Via d’Amelio, Palermo, 19 luglio 2012.

  

L’intervento di Roberto Scarpinato, procuratore generale della Corte di Appello di Caltanissetta alla commemorazione dei venti anni della strage di Via D’Amelio. 

Caro Paolo,

oggi siamo qui a commemorarti in forma privata perché più trascorrono gli anni e più diventa imbarazzante il 23 maggio ed il 19 luglio partecipare alle cerimonie ufficiali che ricordano le stragi di Capaci e di via D’Amelio.

Stringe il cuore a vedere talora tra le prime file, nei posti riservati alle autorità, anche personaggi la cui condotta di vita sembra essere la negazione stessa di quei valori di giustizia e di legalità per i quali tu ti sei fatto uccidere; personaggi dal passato e dal presente equivoco le cui vite – per usare le tue parole – emanano quel puzzo del compromesso morale che tu tanto aborrivi e che si contrappone al fresco profumo della libertà.
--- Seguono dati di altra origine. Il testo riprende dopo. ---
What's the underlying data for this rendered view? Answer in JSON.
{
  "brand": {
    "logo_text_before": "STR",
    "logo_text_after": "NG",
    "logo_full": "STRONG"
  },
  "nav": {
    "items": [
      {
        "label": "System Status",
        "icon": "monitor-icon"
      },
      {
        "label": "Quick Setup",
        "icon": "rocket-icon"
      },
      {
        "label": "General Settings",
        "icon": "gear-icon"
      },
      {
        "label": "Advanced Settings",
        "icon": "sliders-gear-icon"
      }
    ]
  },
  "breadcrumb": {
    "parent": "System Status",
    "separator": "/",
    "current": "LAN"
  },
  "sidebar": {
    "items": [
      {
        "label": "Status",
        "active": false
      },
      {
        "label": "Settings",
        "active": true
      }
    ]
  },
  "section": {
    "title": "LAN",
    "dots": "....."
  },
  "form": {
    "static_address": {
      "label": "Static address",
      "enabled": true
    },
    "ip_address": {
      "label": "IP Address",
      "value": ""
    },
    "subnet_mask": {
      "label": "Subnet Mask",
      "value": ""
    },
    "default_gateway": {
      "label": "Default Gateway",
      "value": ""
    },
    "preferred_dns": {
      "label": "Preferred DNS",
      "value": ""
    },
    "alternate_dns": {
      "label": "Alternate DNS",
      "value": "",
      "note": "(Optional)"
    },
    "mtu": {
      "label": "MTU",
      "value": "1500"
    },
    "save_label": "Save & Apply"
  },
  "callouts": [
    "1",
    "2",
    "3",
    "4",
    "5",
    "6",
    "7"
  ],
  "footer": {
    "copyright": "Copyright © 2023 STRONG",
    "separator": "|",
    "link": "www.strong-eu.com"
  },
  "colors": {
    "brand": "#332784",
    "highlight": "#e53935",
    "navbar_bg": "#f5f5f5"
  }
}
E come se non bastasse, Paolo, intorno a costoro si accalca una corte di anime in livrea, di piccoli e grandi maggiordomi del potere, di questuanti pronti a piegare la schiena e abarattare l’anima in cambio di promozioni in carriera o dell’accesso al mondo dorato dei facili privilegi.

Se fosse possibile verrebbe da chiedere a tutti loro di farci la grazia di restarsene a casa il 19 luglio, di concederci un giorno di tregua dalla loro presenza. Ma, soprattutto, verrebbe da chiedere che almeno ci facessero la grazia di tacere, perché pronunciate da loro, parole come Stato, legalità, giustizia, perdono senso, si riducono a retorica stantia, a gusci vuoti e rinsecchiti.

 

Voi che a null’altro credete se non alla religione del potere e del denaro, e voi che non siete capaci di innalzarvi mai al di sopra dei vostri piccoli interessi personali, il 19 luglio tacete, perché questo giorno è dedicato al ricordo di un uomo che sacrificò la propria vita perché parole come Stato, come Giustizia, come Legge acquistassero finalmente un significato e un valore nuovo in questo nostro povero e disgraziato paese.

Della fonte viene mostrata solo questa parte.